Monday, July 4, 2011

What You Should Learn About Database Systems

If IT meant Information Technology, then arguably and syntactically having relevant information is first and more important than the technology that delivers it. Information may be stored in a text file, a word processor document, a spreadsheet, a presentation, or an XML file, but for easier, faster and reliable search and retrieval, the database management system rules.

Unfortunately, I have observed that most books available in local stores in my so-called third world country tragically lack the fundamentals that should be learned to maximize the beneficial use of database management systems or (DBMS). Worse, many are tied to proprietary systems like Oracle and Microsoft SQL Server, which are usually tied to particular (and usually expensive) platforms (i.e. Windows or Solaris only), will almost cost you your soul to put into hands on practiality, and worst, subject to whimsical changes and features that the vendor may deem important to differentiate their product from the rest; resulting to obsolete skills for outdated systems.

Michael Jordan didn't become the greatest basketball player by just going straight for the hoop and shoot the second he has the ball on hand. By the same principle, what should you learn about database systems?

The CRUD, the standard and portable know how
If in basketball, the skills range from shoot, pass, dribble, rebound and defense among other things; database systems management basic skill is the knowledge of  Create, Read, Update and Delete (CRUD). There are many proprietary implementations of this principle, thus ANSI- and ISO-compliant Structured Query Language (SQL) was created to ensure practicability of what you learned to be relevant across different, disparate and maybe incompatible systems. 

Data modelling
Data modelling is both an art and science just as computer programming is, and this article is one of the most comprehensive reference I found online on the topic. Needless to say, data modelling is very important to design database systems that contain relevant information.

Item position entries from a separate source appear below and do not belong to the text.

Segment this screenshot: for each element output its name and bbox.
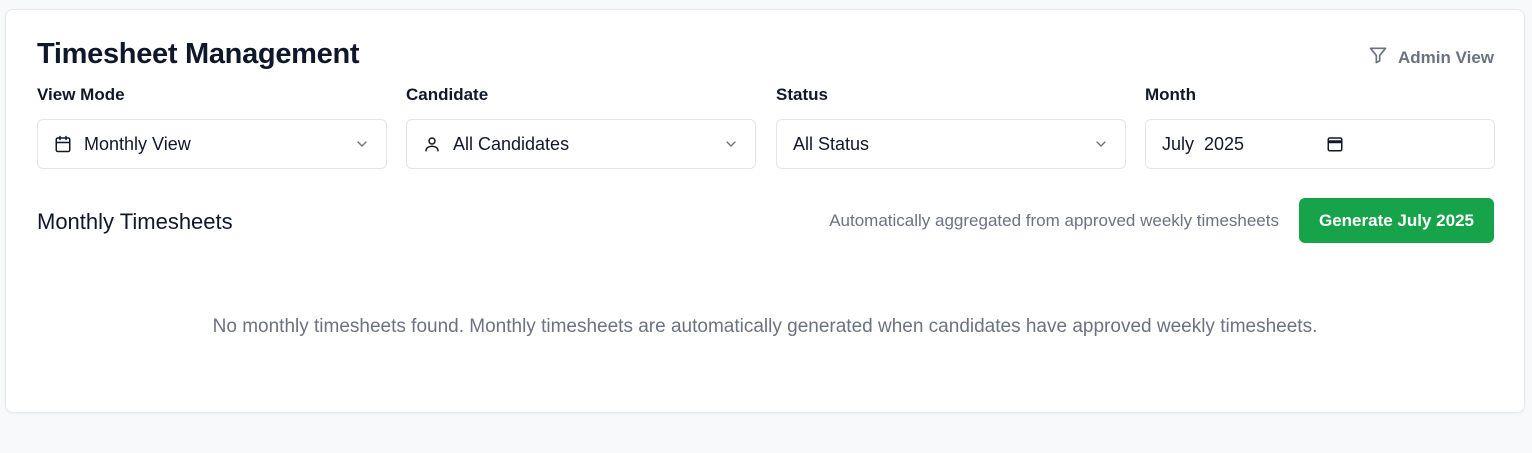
admin-view-button[interactable]: Admin View xyxy=(1368,45,1494,70)
filter-icon xyxy=(1368,45,1388,70)
empty-state-message: No monthly timesheets found. Monthly tim… xyxy=(212,316,1318,337)
user-icon xyxy=(423,135,441,153)
status-filter: Status All Status xyxy=(776,84,1126,169)
month-filter: Month July 2025 xyxy=(1145,84,1495,169)
month-input[interactable]: July 2025 xyxy=(1145,119,1495,169)
calendar-icon[interactable] xyxy=(1326,135,1344,153)
status-value: All Status xyxy=(793,133,870,154)
candidate-value: All Candidates xyxy=(453,133,570,154)
month-label: Month xyxy=(1145,85,1196,104)
page-title: Timesheet Management xyxy=(37,38,360,70)
view-mode-select[interactable]: Monthly View xyxy=(37,119,387,169)
status-select[interactable]: All Status xyxy=(776,119,1126,169)
calendar-icon xyxy=(54,135,72,153)
candidate-filter: Candidate All Candidates xyxy=(406,84,756,169)
status-label: Status xyxy=(776,85,828,104)
chevron-down-icon xyxy=(723,136,739,152)
section-title: Monthly Timesheets xyxy=(37,209,233,234)
timesheet-card: Timesheet Management Admin View View Mod… xyxy=(5,9,1525,413)
view-mode-label: View Mode xyxy=(37,85,125,104)
month-value: July 2025 xyxy=(1162,133,1245,154)
section-note: Automatically aggregated from approved w… xyxy=(829,211,1279,230)
admin-view-label: Admin View xyxy=(1397,47,1494,67)
candidate-select[interactable]: All Candidates xyxy=(406,119,756,169)
chevron-down-icon xyxy=(354,136,370,152)
candidate-label: Candidate xyxy=(406,85,489,104)
view-mode-filter: View Mode Monthly View xyxy=(37,84,387,169)
generate-button[interactable]: Generate July 2025 xyxy=(1299,198,1494,243)
chevron-down-icon xyxy=(1093,136,1109,152)
view-mode-value: Monthly View xyxy=(84,133,191,154)
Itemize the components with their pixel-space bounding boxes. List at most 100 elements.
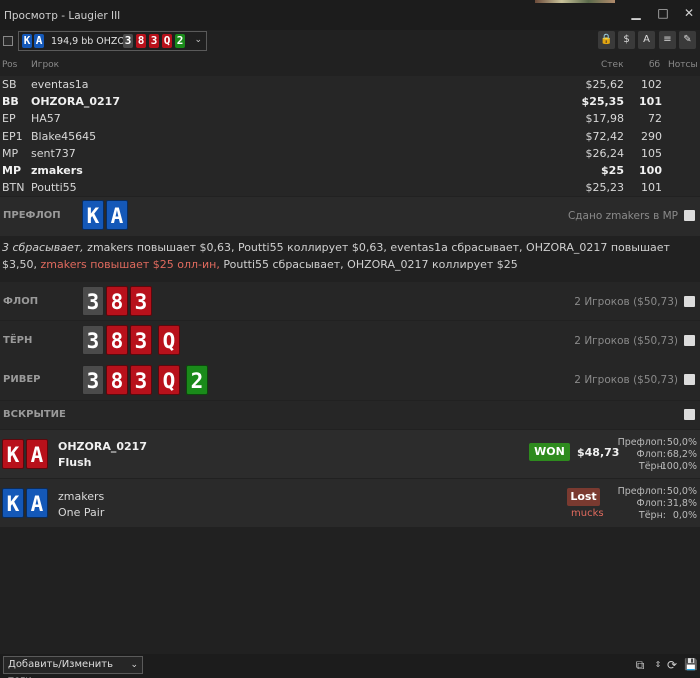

I think data modelling is what many references don't cover or falter badly when discussed, as if just knowing how to create database entities and knowing how to modify or delete them is enough. 

Recommended System
This is where whatever I say may cause software jihad or flame wars, but I have to put my foot down and express my recommended database management system: I recommend learning PostgreSQL. I won't chicken out and try to be neutral on which system is better be it MySQL or PostgreSQL (but then again this may convince you to), because I've seen the limitation of MySQL, aside from its deviation and often non-compliance to ANSI or ISO standards. Feature-wise, PostgreSQL is the only free and open source database management system with object-relational database functionality, that has the potential to go head to head, feature for feature (pound for pound?) with popular and proprietary database systems like Oracle and Informix as indicated here. Sadly PostgreSQL doesn't have commercial clout and certification program like MySQL, and doesn't have (yet) a professional competency certification. 

Professional Certification and Professional Competence
I have a friend who earned Red Hat Certified Engineer (RHCE) certification and I'm very proud and happy for my buddy all the way from college. Certification seems to be the professional licence every IT and companies look for to verify competence and fit for the job description. When you learn about database systems and want to stay abreast with free open source standard-compliant database systems technology while also having advanced enterprise-class features on your side, it pays beyond the commercial database certifications. The tragedy of every proprietary technology certification I've seen so far is that they give you a hammer, and make you wish every problem is a nail.